The special thing with both objects is that they load their information asynchronously, so you need a small loop to test when the data has arrived. This is illustrated in the code below.
// load the CDOObjectHistory private synchronized CDOObjectHistory getCDOObjectHistory(CDOView audit, Object object) { CDOObjectHistory cdoObjectHistory = audit.getHistory((CDOObject)object); cdoObjectHistory.triggerLoad(); long startTime = System.currentTimeMillis(); while (cdoObjectHistory.isLoading()) { ConcurrencyUtil.sleep(10); // waited too long if (System.currentTimeMillis() - startTime > 5000) { throw new IllegalStateException("commit info could not be loaded"); } } return cdoObjectHistory; }
When you the CDOObjectHistory you get all the commits in which the object participated. For each commit you can get to all the changed, new and deleted objects.
for (CDOCommitInfo cdoCommitInfo : cdoCommitHistory.getElements()) { final List<CDOIDAndVersion> newObjects = cdoCommitInfo.getNewObjects(); final List<CDORevisionKey> changedObjects = cdoCommitInfo.getChangedObjects(); final List<CDOIDAndVersion> detachedObjects = cdoCommitInfo.getDetachedObjects(); ... }
The CDOCommitHistory is almost the same, it provides access to all commits until the timestamp of the view.
CDOUtil.getRevisionByVersion - Comparing revisions
Another way of getting to the versions of an object is to use the CDOUtil.getRevisionByVersion method.
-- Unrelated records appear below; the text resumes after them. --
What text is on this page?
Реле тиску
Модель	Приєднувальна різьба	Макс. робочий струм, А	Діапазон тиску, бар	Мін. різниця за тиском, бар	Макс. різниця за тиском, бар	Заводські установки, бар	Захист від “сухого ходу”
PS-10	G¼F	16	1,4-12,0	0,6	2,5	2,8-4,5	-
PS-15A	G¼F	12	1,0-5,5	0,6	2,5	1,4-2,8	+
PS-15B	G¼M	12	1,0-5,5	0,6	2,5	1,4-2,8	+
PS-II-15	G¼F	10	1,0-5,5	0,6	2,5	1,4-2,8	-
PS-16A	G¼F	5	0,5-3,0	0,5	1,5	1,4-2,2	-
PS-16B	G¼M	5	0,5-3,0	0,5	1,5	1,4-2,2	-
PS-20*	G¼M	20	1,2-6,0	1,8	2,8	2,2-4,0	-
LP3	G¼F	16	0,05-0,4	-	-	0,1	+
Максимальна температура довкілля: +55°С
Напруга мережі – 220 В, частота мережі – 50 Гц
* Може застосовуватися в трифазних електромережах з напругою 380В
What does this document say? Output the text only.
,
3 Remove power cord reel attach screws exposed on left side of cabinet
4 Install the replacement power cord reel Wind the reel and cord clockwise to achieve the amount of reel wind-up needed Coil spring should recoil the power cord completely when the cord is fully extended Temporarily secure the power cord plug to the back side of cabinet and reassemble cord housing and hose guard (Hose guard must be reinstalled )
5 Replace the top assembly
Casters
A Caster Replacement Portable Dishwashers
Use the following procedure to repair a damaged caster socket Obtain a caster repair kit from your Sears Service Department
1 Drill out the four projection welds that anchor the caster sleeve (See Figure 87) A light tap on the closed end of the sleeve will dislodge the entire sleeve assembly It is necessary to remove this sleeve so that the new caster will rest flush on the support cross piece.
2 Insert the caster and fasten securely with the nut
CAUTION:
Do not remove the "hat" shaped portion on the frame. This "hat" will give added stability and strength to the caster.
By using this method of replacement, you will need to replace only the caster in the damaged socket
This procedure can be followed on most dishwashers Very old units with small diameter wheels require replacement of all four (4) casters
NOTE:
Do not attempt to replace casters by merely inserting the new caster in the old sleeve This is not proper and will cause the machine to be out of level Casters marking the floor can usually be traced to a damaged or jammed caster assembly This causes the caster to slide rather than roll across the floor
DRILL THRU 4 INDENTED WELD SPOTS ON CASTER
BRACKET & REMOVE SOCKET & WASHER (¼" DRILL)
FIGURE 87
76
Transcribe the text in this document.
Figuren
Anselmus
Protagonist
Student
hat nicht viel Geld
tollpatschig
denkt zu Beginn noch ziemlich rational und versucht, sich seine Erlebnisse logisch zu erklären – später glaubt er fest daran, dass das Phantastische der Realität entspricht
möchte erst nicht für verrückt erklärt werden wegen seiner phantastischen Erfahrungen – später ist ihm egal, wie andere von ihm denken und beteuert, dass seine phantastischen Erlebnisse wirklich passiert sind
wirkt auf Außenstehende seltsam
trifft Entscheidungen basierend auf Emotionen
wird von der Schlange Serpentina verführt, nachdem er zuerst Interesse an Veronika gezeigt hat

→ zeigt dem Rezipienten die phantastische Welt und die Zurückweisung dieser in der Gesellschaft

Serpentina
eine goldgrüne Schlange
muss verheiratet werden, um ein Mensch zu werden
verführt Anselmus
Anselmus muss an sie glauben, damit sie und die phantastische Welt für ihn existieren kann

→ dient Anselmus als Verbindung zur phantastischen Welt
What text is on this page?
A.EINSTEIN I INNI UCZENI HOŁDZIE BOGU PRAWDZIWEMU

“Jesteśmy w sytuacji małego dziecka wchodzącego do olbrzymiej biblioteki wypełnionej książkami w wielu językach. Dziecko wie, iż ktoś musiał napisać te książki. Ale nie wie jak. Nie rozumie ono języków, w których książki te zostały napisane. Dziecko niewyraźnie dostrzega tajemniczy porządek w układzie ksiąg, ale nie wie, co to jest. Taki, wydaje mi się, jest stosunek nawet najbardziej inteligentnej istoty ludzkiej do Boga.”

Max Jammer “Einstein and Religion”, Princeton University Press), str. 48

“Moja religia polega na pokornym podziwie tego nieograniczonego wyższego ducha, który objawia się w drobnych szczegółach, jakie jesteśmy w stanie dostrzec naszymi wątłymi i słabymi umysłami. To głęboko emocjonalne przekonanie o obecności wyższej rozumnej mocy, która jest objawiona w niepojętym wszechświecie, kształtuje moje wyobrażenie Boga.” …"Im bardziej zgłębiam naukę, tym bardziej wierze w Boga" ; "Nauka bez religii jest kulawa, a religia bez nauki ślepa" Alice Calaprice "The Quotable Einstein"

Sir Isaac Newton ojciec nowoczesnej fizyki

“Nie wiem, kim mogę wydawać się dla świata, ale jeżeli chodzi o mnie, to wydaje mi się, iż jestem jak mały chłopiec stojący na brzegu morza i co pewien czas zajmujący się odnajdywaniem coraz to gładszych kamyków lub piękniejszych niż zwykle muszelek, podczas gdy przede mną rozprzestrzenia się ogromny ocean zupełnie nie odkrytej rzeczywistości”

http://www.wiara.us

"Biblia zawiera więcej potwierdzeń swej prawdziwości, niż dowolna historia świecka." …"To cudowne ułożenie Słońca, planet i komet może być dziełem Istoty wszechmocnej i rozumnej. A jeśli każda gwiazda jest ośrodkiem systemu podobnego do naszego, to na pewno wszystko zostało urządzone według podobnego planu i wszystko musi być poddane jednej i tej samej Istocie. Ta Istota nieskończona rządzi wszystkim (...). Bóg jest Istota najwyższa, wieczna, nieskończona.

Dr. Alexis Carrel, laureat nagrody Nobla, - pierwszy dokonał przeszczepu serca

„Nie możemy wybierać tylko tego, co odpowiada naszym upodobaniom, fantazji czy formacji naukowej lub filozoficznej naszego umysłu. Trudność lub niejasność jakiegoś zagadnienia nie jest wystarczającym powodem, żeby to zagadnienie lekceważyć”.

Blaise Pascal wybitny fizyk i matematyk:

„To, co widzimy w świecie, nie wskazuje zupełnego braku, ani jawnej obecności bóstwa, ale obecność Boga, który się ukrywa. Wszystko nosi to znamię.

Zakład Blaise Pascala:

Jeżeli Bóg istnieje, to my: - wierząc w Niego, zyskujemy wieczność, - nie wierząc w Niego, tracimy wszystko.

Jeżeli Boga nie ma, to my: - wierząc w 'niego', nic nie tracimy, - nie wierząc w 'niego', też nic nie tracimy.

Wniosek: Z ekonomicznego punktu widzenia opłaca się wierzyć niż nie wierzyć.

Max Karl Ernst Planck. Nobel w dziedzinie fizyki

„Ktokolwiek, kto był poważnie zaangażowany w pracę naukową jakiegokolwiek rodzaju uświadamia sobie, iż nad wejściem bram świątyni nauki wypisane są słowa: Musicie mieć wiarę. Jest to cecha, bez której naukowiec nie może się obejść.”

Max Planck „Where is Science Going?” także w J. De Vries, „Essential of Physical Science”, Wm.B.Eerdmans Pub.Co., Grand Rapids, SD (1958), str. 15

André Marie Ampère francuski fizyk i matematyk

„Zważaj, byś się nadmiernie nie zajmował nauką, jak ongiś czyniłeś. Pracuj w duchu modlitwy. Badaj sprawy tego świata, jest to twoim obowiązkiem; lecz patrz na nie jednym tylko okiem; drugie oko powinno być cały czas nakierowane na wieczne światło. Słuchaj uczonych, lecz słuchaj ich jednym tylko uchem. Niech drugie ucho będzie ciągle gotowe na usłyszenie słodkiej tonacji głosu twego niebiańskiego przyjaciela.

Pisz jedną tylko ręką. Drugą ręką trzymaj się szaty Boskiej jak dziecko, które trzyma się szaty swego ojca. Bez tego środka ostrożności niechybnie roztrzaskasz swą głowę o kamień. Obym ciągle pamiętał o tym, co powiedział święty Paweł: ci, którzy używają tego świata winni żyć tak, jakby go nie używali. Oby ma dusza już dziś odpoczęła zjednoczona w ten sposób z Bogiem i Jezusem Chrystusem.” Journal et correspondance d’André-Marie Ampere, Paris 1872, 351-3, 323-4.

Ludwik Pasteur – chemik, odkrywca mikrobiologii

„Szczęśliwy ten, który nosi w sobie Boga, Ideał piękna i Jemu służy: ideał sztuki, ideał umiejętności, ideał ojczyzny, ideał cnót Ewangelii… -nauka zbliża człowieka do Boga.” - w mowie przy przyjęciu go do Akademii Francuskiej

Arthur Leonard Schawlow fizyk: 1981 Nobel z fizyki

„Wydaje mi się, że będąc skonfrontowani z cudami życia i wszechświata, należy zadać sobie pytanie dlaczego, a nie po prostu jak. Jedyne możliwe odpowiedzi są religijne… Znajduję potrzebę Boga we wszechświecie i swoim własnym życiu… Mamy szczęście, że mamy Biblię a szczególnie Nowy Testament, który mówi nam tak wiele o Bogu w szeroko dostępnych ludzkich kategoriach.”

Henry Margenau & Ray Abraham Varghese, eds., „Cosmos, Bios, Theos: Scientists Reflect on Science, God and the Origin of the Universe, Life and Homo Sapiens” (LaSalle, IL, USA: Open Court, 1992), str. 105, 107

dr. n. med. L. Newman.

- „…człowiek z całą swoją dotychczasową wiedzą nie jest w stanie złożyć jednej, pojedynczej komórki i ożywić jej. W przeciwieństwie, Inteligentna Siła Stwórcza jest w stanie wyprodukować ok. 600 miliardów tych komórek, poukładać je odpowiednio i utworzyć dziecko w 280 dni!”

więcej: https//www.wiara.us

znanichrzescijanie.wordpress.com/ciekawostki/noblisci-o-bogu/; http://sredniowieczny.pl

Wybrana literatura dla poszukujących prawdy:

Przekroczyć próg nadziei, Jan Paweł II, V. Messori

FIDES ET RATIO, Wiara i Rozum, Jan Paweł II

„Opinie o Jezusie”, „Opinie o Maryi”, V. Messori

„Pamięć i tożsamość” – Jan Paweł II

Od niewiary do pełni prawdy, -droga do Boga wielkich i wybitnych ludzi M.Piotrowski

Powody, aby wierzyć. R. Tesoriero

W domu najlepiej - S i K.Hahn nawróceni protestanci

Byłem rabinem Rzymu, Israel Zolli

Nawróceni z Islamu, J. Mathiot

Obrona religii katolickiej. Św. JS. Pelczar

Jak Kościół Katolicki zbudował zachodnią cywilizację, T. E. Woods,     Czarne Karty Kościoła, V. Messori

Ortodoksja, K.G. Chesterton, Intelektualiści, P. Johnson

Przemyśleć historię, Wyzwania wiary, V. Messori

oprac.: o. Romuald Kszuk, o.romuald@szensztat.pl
It allows you to easily iterate over the revisions of a specific object using the version number.
// use the auditCompany from above final CDOObject cdoObject = CDOUtil.getCDOObject(auditCompany); int thisVersion = cdoObject.cdoRevision().getVersion(); assertEquals(3, thisVersion); final InternalCDORevision revision3 = (InternalCDORevision)CDOUtil.getRevisionByVersion(cdoObject, 3); final InternalCDORevision revision2 = (InternalCDORevision)CDOUtil.getRevisionByVersion(cdoObject, 2); final InternalCDORevision revision1 = (InternalCDORevision)CDOUtil.getRevisionByVersion(cdoObject, 1); // note get the eclass from the revision to use the correct eclass instance assertEquals("ESC", revision1.getValue(revision1.getEClass().getEStructuralFeature("name"))); assertEquals("Sympedia", revision2.getValue(revision1.getEClass().getEStructuralFeature("name"))); assertEquals("Eclipse", revision3.getValue(revision1.getEClass().getEStructuralFeature("name")));
You can also compare the revisions to get the details of the differences between different revisions:
CDORevisionDelta revisionDelta = revision3.compare(revision2); for (CDOFeatureDelta featureDelta : revisionDelta.getFeatureDeltas()) { System.err.println(featureDelta.getFeature().getName() + " changed through changeType " + featureDelta.getType()); }
Note that the CDOFeatureDelta has many subclasses, checking the exact instance class and casting to it (based on the type) allows access to the change details (for example new and old value).
Limitations
- HQL queries are not executed on the audit tables but always on the domain tables, this means that HQL queries will not execute in the timestamp set on the view but always on the latest version of an object.
- Auditing entries can not be exported/imported, i.e. always the latest version of an object is exported and imported.